The rest is impossible. 







14 May 2012

la prima pagina (the first page)

Twelve years since I sat in a loose chair on a piazza, staring off at the rooftops. I was finishing my novel. It seemed easy, after lunches of bresaolo and long walks.

Our bellies are full. N turns to me sometimes, a quiet smile plastered across her face. She has never been here before. 

Squash blossoms, artichokes and a sun that spreads sideways into rooms are the language of Rome. I wander the ghetto, taking pictures of old men as they become silhouettes. We take a walk long after midnight, me still drunk on Arneis and wild boar. The city breathes us in, holds us for a moment then lets us go. 


In Florence, there is a cold wind and a deep blue sky. I call E, making jokes, wishing her sweet dreams. She asks me what presents I have bought for her. I miss her terribly.

Before I left, I gave her my last red notebook. I wrote a message to her on the first page, telling her to fill it with stories I could read when I got back in a few days. Her chin slumped, tears splashing on the empty paper.
"I'll be ok, Pop." She said, nodding once.

I am starting my new book in Italy.
I told her I had to come to write it, just the first page.
"I understand." She whispered, squeezing my hand.



07 May 2012

fireworks (five minutes later)

We tumble into the apartment, groceries dangling from my arms. E is kicking off her sneakers, the remainder of an ice cream dripping on the floor.

I hear a massive sound, like a giant clapping his hands. E's face jumps. It is still daylight outside.
"Fireworks?" She asks me.
I shrug my shoulders. I put the groceries away.
One more sound. 
I see a flock of black birds thrash through the sky outside the kitchen windows. I go to the balcony in the bedroom. Looking down onto the sidewalk, I see a handful of men with pistols out. There are three men on the ground, face-down. Their hands are behind their backs. 

E tiptoes to me, stopping in the doorway. 
"Is the fireworks over?" She asks.
I wave my hand at her to stop. 
"Go play in the living room, ok?" I ask her.

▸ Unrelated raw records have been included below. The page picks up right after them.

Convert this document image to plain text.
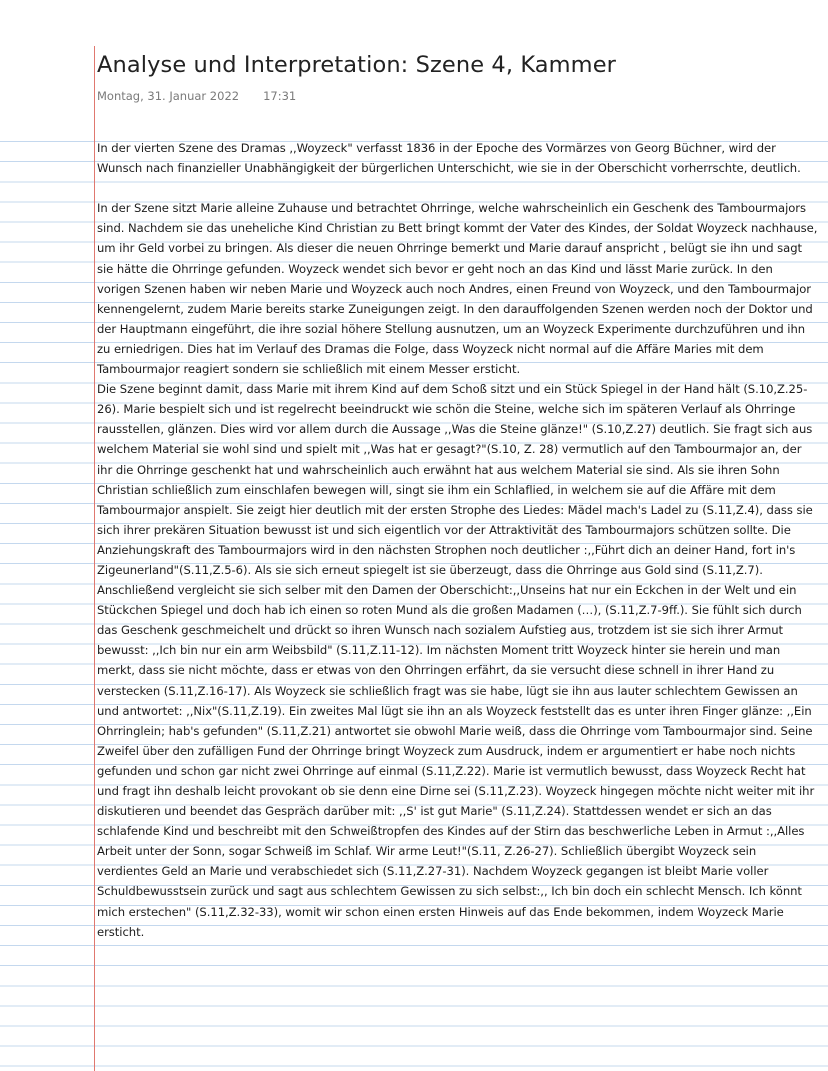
Analyse und Interpretation: Szene 4, Kammer
Montag, 31. Januar 2022 17:31

In der vierten Szene des Dramas ,,Woyzeck" verfasst 1836 in der Epoche des Vormärzes von Georg Büchner, wird der Wunsch nach finanzieller Unabhängigkeit der bürgerlichen Unterschicht, wie sie in der Oberschicht vorherrschte, deutlich.

In der Szene sitzt Marie alleine Zuhause und betrachtet Ohrringe, welche wahrscheinlich ein Geschenk des Tambourmajors sind. Nachdem sie das uneheliche Kind Christian zu Bett bringt kommt der Vater des Kindes, der Soldat Woyzeck nachhause, um ihr Geld vorbei zu bringen. Als dieser die neuen Ohrringe bemerkt und Marie darauf anspricht , belügt sie ihn und sagt sie hätte die Ohrringe gefunden. Woyzeck wendet sich bevor er geht noch an das Kind und lässt Marie zurück. In den vorigen Szenen haben wir neben Marie und Woyzeck auch noch Andres, einen Freund von Woyzeck, und den Tambourmajor kennengelernt, zudem Marie bereits starke Zuneigungen zeigt. In den darauffolgenden Szenen werden noch der Doktor und der Hauptmann eingeführt, die ihre sozial höhere Stellung ausnutzen, um an Woyzeck Experimente durchzuführen und ihn zu erniedrigen. Dies hat im Verlauf des Dramas die Folge, dass Woyzeck nicht normal auf die Affäre Maries mit dem Tambourmajor reagiert sondern sie schließlich mit einem Messer ersticht.

Die Szene beginnt damit, dass Marie mit ihrem Kind auf dem Schoß sitzt und ein Stück Spiegel in der Hand hält (S.10,Z.25-26). Marie bespielt sich und ist regelrecht beeindruckt wie schön die Steine, welche sich im späteren Verlauf als Ohrringe rausstellen, glänzen. Dies wird vor allem durch die Aussage ,,Was die Steine glänze!" (S.10,Z.27) deutlich. Sie fragt sich aus welchem Material sie wohl sind und spielt mit ,,Was hat er gesagt?"(S.10, Z. 28) vermutlich auf den Tambourmajor an, der ihr die Ohrringe geschenkt hat und wahrscheinlich auch erwähnt hat aus welchem Material sie sind. Als sie ihren Sohn Christian schließlich zum einschlafen bewegen will, singt sie ihm ein Schlaflied, in welchem sie auf die Affäre mit dem Tambourmajor anspielt. Sie zeigt hier deutlich mit der ersten Strophe des Liedes: Mädel mach's Ladel zu (S.11,Z.4), dass sie sich ihrer prekären Situation bewusst ist und sich eigentlich vor der Attraktivität des Tambourmajors schützen sollte. Die Anziehungskraft des Tambourmajors wird in den nächsten Strophen noch deutlicher :,,Führt dich an deiner Hand, fort in's Zigeunerland"(S.11,Z.5-6). Als sie sich erneut spiegelt ist sie überzeugt, dass die Ohrringe aus Gold sind (S.11,Z.7). Anschließend vergleicht sie sich selber mit den Damen der Oberschicht:,,Unseins hat nur ein Eckchen in der Welt und ein Stückchen Spiegel und doch hab ich einen so roten Mund als die großen Madamen (…), (S.11,Z.7-9ff.). Sie fühlt sich durch das Geschenk geschmeichelt und drückt so ihren Wunsch nach sozialem Aufstieg aus, trotzdem ist sie sich ihrer Armut bewusst: ,,Ich bin nur ein arm Weibsbild" (S.11,Z.11-12). Im nächsten Moment tritt Woyzeck hinter sie herein und man merkt, dass sie nicht möchte, dass er etwas von den Ohrringen erfährt, da sie versucht diese schnell in ihrer Hand zu verstecken (S.11,Z.16-17). Als Woyzeck sie schließlich fragt was sie habe, lügt sie ihn aus lauter schlechtem Gewissen an und antwortet: ,,Nix"(S.11,Z.19). Ein zweites Mal lügt sie ihn an als Woyzeck feststellt das es unter ihren Finger glänze: ,,Ein Ohrringlein; hab's gefunden" (S.11,Z.21) antwortet sie obwohl Marie weiß, dass die Ohrringe vom Tambourmajor sind. Seine Zweifel über den zufälligen Fund der Ohrringe bringt Woyzeck zum Ausdruck, indem er argumentiert er habe noch nichts gefunden und schon gar nicht zwei Ohrringe auf einmal (S.11,Z.22). Marie ist vermutlich bewusst, dass Woyzeck Recht hat und fragt ihn deshalb leicht provokant ob sie denn eine Dirne sei (S.11,Z.23). Woyzeck hingegen möchte nicht weiter mit ihr diskutieren und beendet das Gespräch darüber mit: ,,S' ist gut Marie" (S.11,Z.24). Stattdessen wendet er sich an das schlafende Kind und beschreibt mit den Schweißtropfen des Kindes auf der Stirn das beschwerliche Leben in Armut :,,Alles Arbeit unter der Sonn, sogar Schweiß im Schlaf. Wir arme Leut!"(S.11, Z.26-27). Schließlich übergibt Woyzeck sein verdientes Geld an Marie und verabschiedet sich (S.11,Z.27-31). Nachdem Woyzeck gegangen ist bleibt Marie voller Schuldbewusstsein zurück und sagt aus schlechtem Gewissen zu sich selbst:,, Ich bin doch ein schlecht Mensch. Ich könnt mich erstechen" (S.11,Z.32-33), womit wir schon einen ersten Hinweis auf das Ende bekommen, indem Woyzeck Marie ersticht.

Five minutes earlier, we were walking right there. She was running ahead of me a little, something we do when we are so close to home, past the last driveway where the cars gun their engines and run red lights. I am suddenly cold. 

Taking a step back, I watch a big black SUV pull up. Two of the men jump in. The three men on the ground all have dark hair, jeans, sneakers. One does not move at all. 

There are no police cars, no walkie talkies, no flashing of badges. People drift past them, not stopping just making their way home like we were. One of the men with a pistol now shoved in the back of his pants is looking up at the apartment building. I duck inside.


E asks me to take a picture of her combing her hair.

I listen for sirens, for an ambulance. Nothing.

I make dinner.

I step out on the balcony as the light is fading. The three men are still on the sidewalk, face down. There is a collection of new men now, some on cel phones, their cars parked half in the busy street, doors hanging open.

If we were just five minutes later, I think to myself.

I go back inside.
E needs to take a bath.

In the morning, there is nothing there. No blood stains, no crime scene tape, no chalk outline. Just some tulips that have been freshly planted on the lawn.